Congonhas with a Portuguese church.

Ouro Preto colonized by Portuguese immigrants.

Ouro Preto and a Portuguese church.

Portuguese immigrants arriving in Rio de Janeiro.

Immigration has been a very important demographic factor in the formation, structure and history of the population in Brazil, influencing culture, economy, education, racial issues, etc. Brazil has received the third largest number of immigrants in the Western Hemisphere, after the United States.

===European diaspora===
In the 100 years from 1872 to 1972, at least 5.3 million immigrants came to Brazil, of whom 31% were Portuguese, 30% Italian, 13% Spanish, 5% Japanese, 4% German and 16% of other unspecified nationalities.

Immigrants by Brazilian state according to 1920 Census (including naturalized immigrants)
| State | Immigrants | Percentage within the state population |
|---|---|---|
| São Paulo | 839,135 | 18.2% |
| Federal District (Rio de Janeiro) | 252,958 | 22.0% |
| Espírito Santo | 20,532 | 4.5% |
| Santa Catarina | 39,212 | 5.8% |
| Rio Grande do Sul | 165,974 | 7.5% |
| Mato Grosso | 25,556 | 10.3% |
| Goiás | 1,814 | 0.3% |
| Minas Gerais | 91,349 | 1.5% |
| Rio de Janeiro | 53,261 | 3.4% |
| Paraná | 66,387 | 9.6% |
| Pernambuco | 12,010 | 0.5% |
| Piauí | 344 | 0.0% |
| Paraíba | 661 | 0.0% |
| Pará | 22,824 | 2.3% |
| Maranhão | 1,681 | 0.2% |
| Ceará | 980 | 0.0% |
| Bahia | 10,999 | 0.3% |
| Amazonas | 17,525 | 4.8% |
| Alagoas | 747 | 0.0% |
| Sergipe | 422 | 0.0% |
| Acre | 3,564 | 3.8% |

In 1897, São Paulo had twice as many Italians as Brazilians in the city. In 1893, 55% of the city's population was composed by immigrants and in 1901 more than 80% of the children were born to a foreign-born parent. According to the 1920 census, 35% of São Paulo's inhabitants were foreign born, compared to 36% in New York City. São Paulo's multicultural population could be compared to any major American, Canadian or Australian city. About 75% of the immigrants were Latin Europeans, particularly from three major sources: Italy, Portugal and Spain. The rest came from different parts of Europe, the Middle East and Japan. Some areas of the city remained almost exclusively settled by Italians until the arrival of waves of migrants from other parts of Brazil, particularly from the Northeast, starting in the late 1920s.
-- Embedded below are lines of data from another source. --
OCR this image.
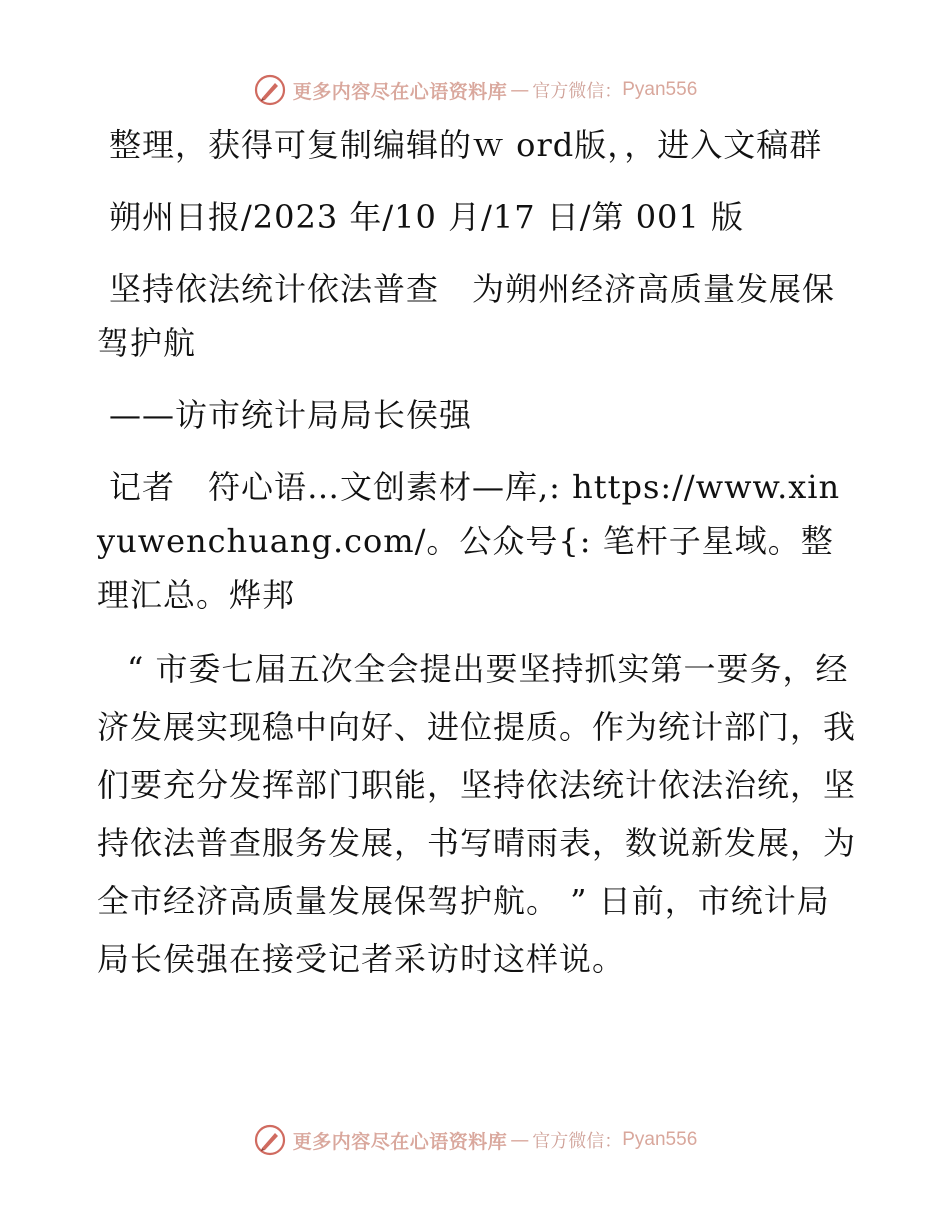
更多内容尽在心语资料库 — 官方微信： Pyan556

整理，获得可复制编辑的ｗ ord版，，进入文稿群

朔州日报/2023 年/10 月/17 日/第 001 版

坚持依法统计依法普查　为朔州经济高质量发展保驾护航

——访市统计局局长侯强

记者　符心语…文创素材—库,: https://www.xinyuwenchuang.com/。公众号{: 笔杆子星域。整理汇总。烨邦

“ 市委七届五次全会提出要坚持抓实第一要务，经济发展实现稳中向好、进位提质。作为统计部门，我们要充分发挥部门职能，坚持依法统计依法治统，坚持依法普查服务发展，书写晴雨表，数说新发展，为全市经济高质量发展保驾护航。 ” 日前，市统计局局长侯强在接受记者采访时这样说。

更多内容尽在心语资料库 — 官方微信： Pyan556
According to historian Samuel H. Lowrie, in the early 20th century the society of São Paulo was divided in three classes:
- The high group: composed of graduated people, mainly by Brazilians born to Brazilian parents, who were related to the high-class farmers or other people with privileges.
- The working class: composed of immigrants and their second and third generation descendants. They were the most numerous group, mainly factory workers or traders.
- The semi-dependent group: composed of former slaves and low-class workers of the Empire.
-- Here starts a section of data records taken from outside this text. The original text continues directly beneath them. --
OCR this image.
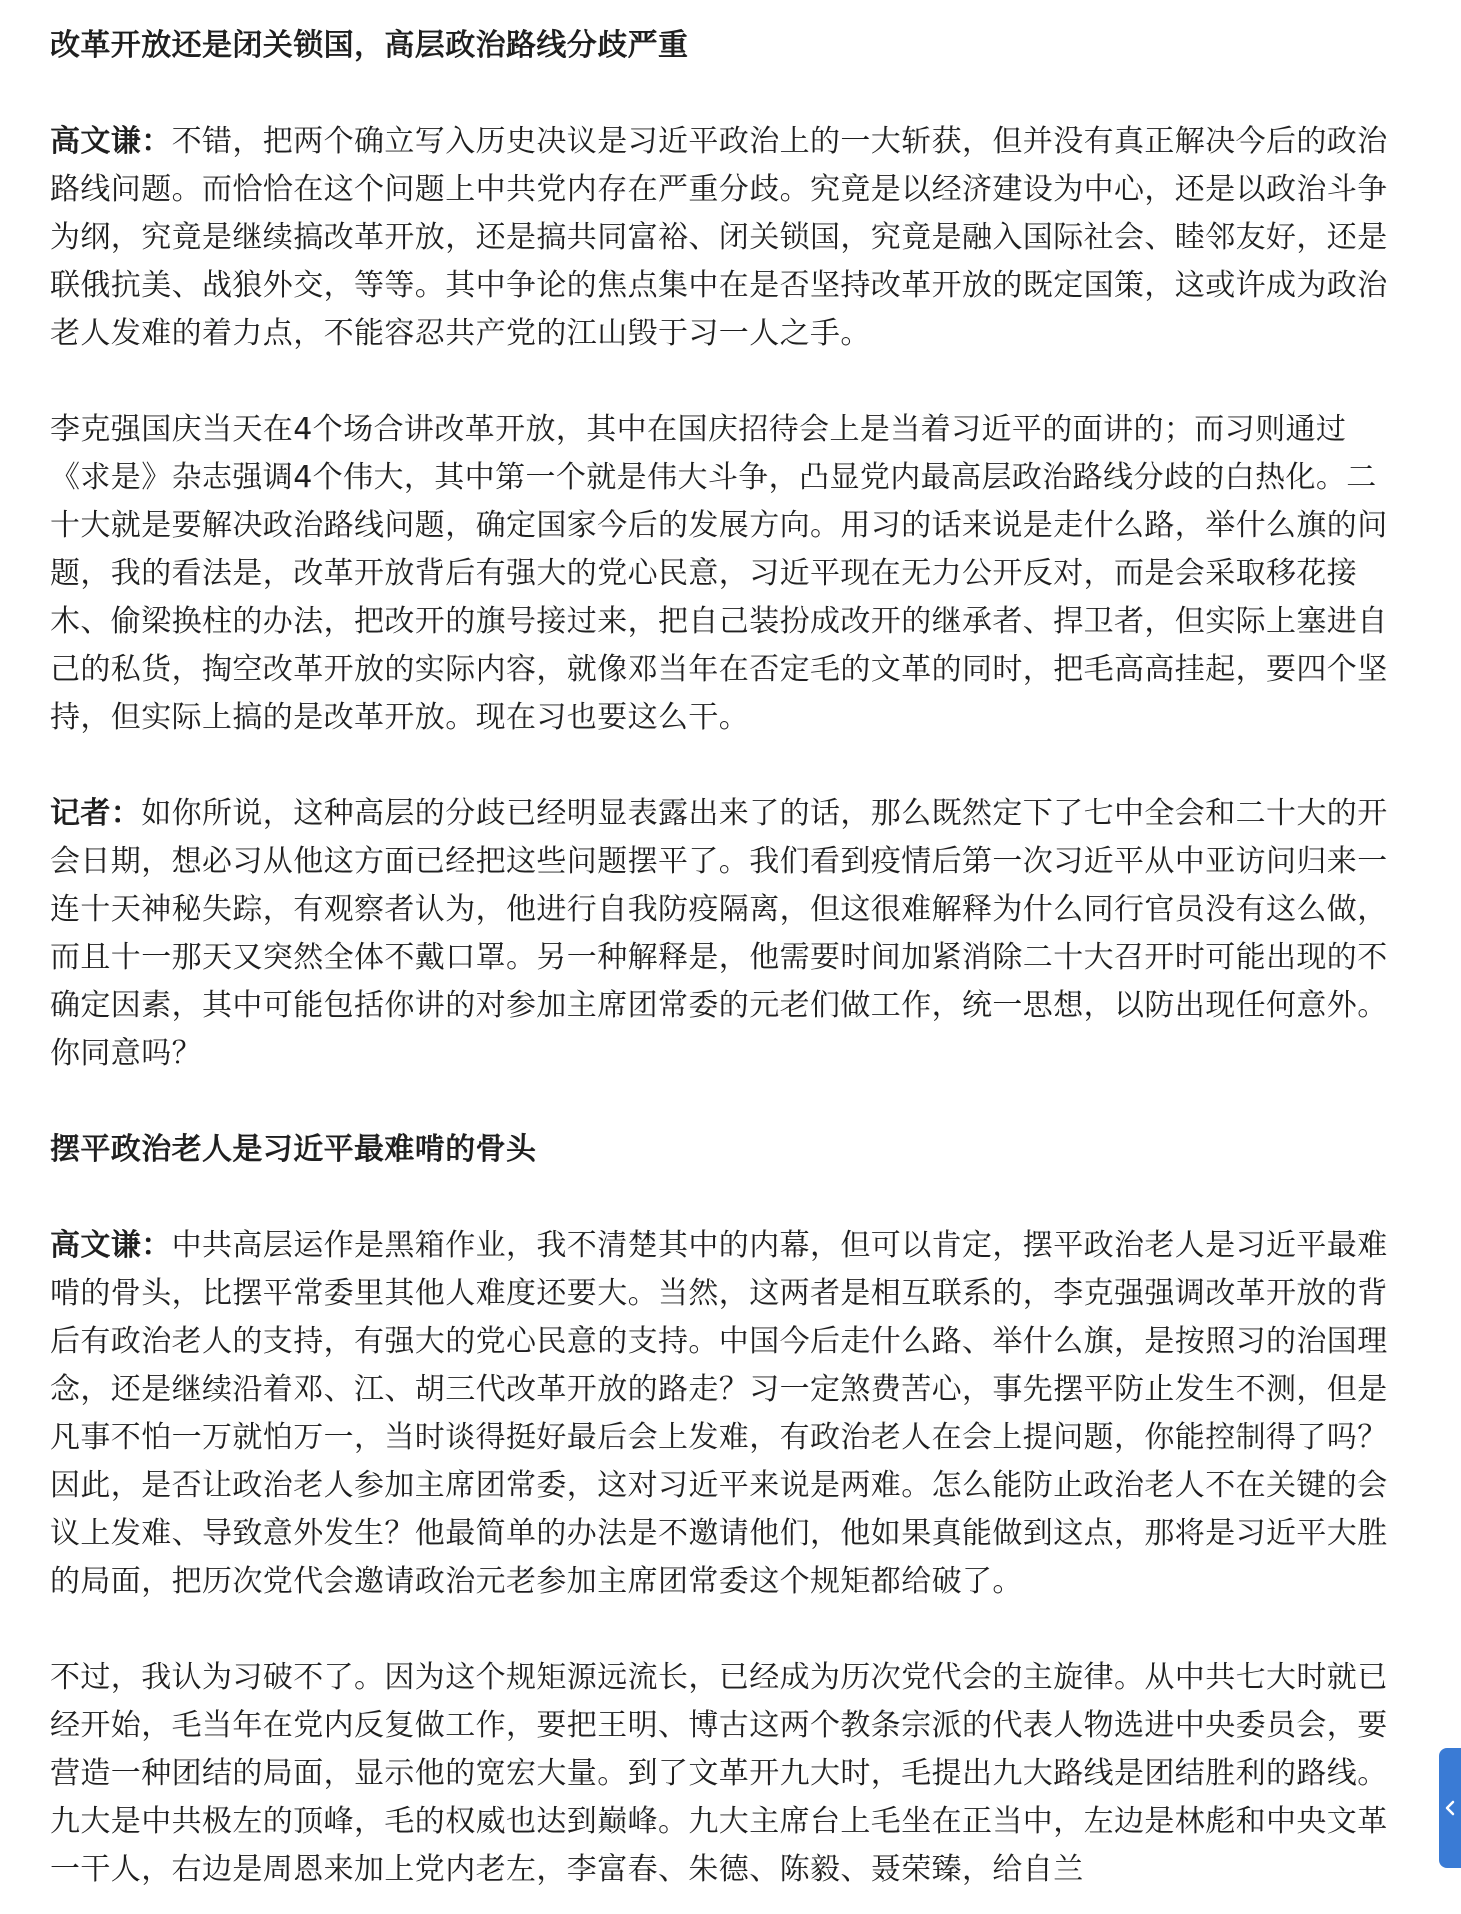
改革开放还是闭关锁国，高层政治路线分歧严重

高文谦：不错，把两个确立写入历史决议是习近平政治上的一大斩获，但并没有真正解决今后的政治路线问题。而恰恰在这个问题上中共党内存在严重分歧。究竟是以经济建设为中心，还是以政治斗争为纲，究竟是继续搞改革开放，还是搞共同富裕、闭关锁国，究竟是融入国际社会、睦邻友好，还是联俄抗美、战狼外交，等等。其中争论的焦点集中在是否坚持改革开放的既定国策，这或许成为政治老人发难的着力点，不能容忍共产党的江山毁于习一人之手。

李克强国庆当天在4个场合讲改革开放，其中在国庆招待会上是当着习近平的面讲的；而习则通过《求是》杂志强调4个伟大，其中第一个就是伟大斗争，凸显党内最高层政治路线分歧的白热化。二十大就是要解决政治路线问题，确定国家今后的发展方向。用习的话来说是走什么路，举什么旗的问题，我的看法是，改革开放背后有强大的党心民意，习近平现在无力公开反对，而是会采取移花接木、偷梁换柱的办法，把改开的旗号接过来，把自己装扮成改开的继承者、捍卫者，但实际上塞进自己的私货，掏空改革开放的实际内容，就像邓当年在否定毛的文革的同时，把毛高高挂起，要四个坚持，但实际上搞的是改革开放。现在习也要这么干。

记者：如你所说，这种高层的分歧已经明显表露出来了的话，那么既然定下了七中全会和二十大的开会日期，想必习从他这方面已经把这些问题摆平了。我们看到疫情后第一次习近平从中亚访问归来一连十天神秘失踪，有观察者认为，他进行自我防疫隔离，但这很难解释为什么同行官员没有这么做，而且十一那天又突然全体不戴口罩。另一种解释是，他需要时间加紧消除二十大召开时可能出现的不确定因素，其中可能包括你讲的对参加主席团常委的元老们做工作，统一思想，以防出现任何意外。你同意吗？

摆平政治老人是习近平最难啃的骨头

高文谦：中共高层运作是黑箱作业，我不清楚其中的内幕，但可以肯定，摆平政治老人是习近平最难啃的骨头，比摆平常委里其他人难度还要大。当然，这两者是相互联系的，李克强强调改革开放的背后有政治老人的支持，有强大的党心民意的支持。中国今后走什么路、举什么旗，是按照习的治国理念，还是继续沿着邓、江、胡三代改革开放的路走？习一定煞费苦心，事先摆平防止发生不测，但是凡事不怕一万就怕万一，当时谈得挺好最后会上发难，有政治老人在会上提问题，你能控制得了吗？因此，是否让政治老人参加主席团常委，这对习近平来说是两难。怎么能防止政治老人不在关键的会议上发难、导致意外发生？他最简单的办法是不邀请他们，他如果真能做到这点，那将是习近平大胜的局面，把历次党代会邀请政治元老参加主席团常委这个规矩都给破了。

不过，我认为习破不了。因为这个规矩源远流长，已经成为历次党代会的主旋律。从中共七大时就已经开始，毛当年在党内反复做工作，要把王明、博古这两个教条宗派的代表人物选进中央委员会，要营造一种团结的局面，显示他的宽宏大量。到了文革开九大时，毛提出九大路线是团结胜利的路线。九大是中共极左的顶峰，毛的权威也达到巅峰。九大主席台上毛坐在正当中，左边是林彪和中央文革一干人，右边是周恩来加上党内老左，李富春、朱德、陈毅、聂荣臻，给自兰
Owners of industries in São Paulo (1962)
| Ethnic origin | Percentage |
|---|---|
| Italy Italians | 35% |
| Brazil Brazilians | 16% |
| Portugal Portuguese | 12% |
| Germany Germans | 10% |
| Lebanon Syria Lebanese and Syrian | 9% |
| Russia Russians | 2.9% |
| Austria Austrians | 2.4% |
| Switzerland Swiss | 2.4% |
| Other Europeans | 9% |
| Others | 2% |

City of São Paulo in 1886
| Immigrants | Percentage of immigrants in foreign born population |
|---|---|
| Italy Italians | 48% |
| Portugal Portuguese | 29% |
| Germany Germans | 10% |
| Spain Spaniards | 3% |

City of São Paulo in 1893
| Year | Immigrants | Percentage of the City |
|---|---|---|
| Italy Italians | 45,457 | 35% |
| Portugal Portuguese | 14,437 | 11% |
| Spain Spanish | 4,818 | 3.7% |

According to Lowrie, the fact that Brazil already had a long history of racial mixture and that most of the immigrants in São Paulo came from Latin European countries, reduced the cases of racism and mutual intolerance. However, the Brazilian high class was more intolerant, with most of them marrying other members of the elite. In some cases, to marry an immigrant was accepted if the person had achieved fortune or had some prestige. Lowrie reports that as much as 40% of the São Paulo high-class society mixed with an immigrant within the next three generations.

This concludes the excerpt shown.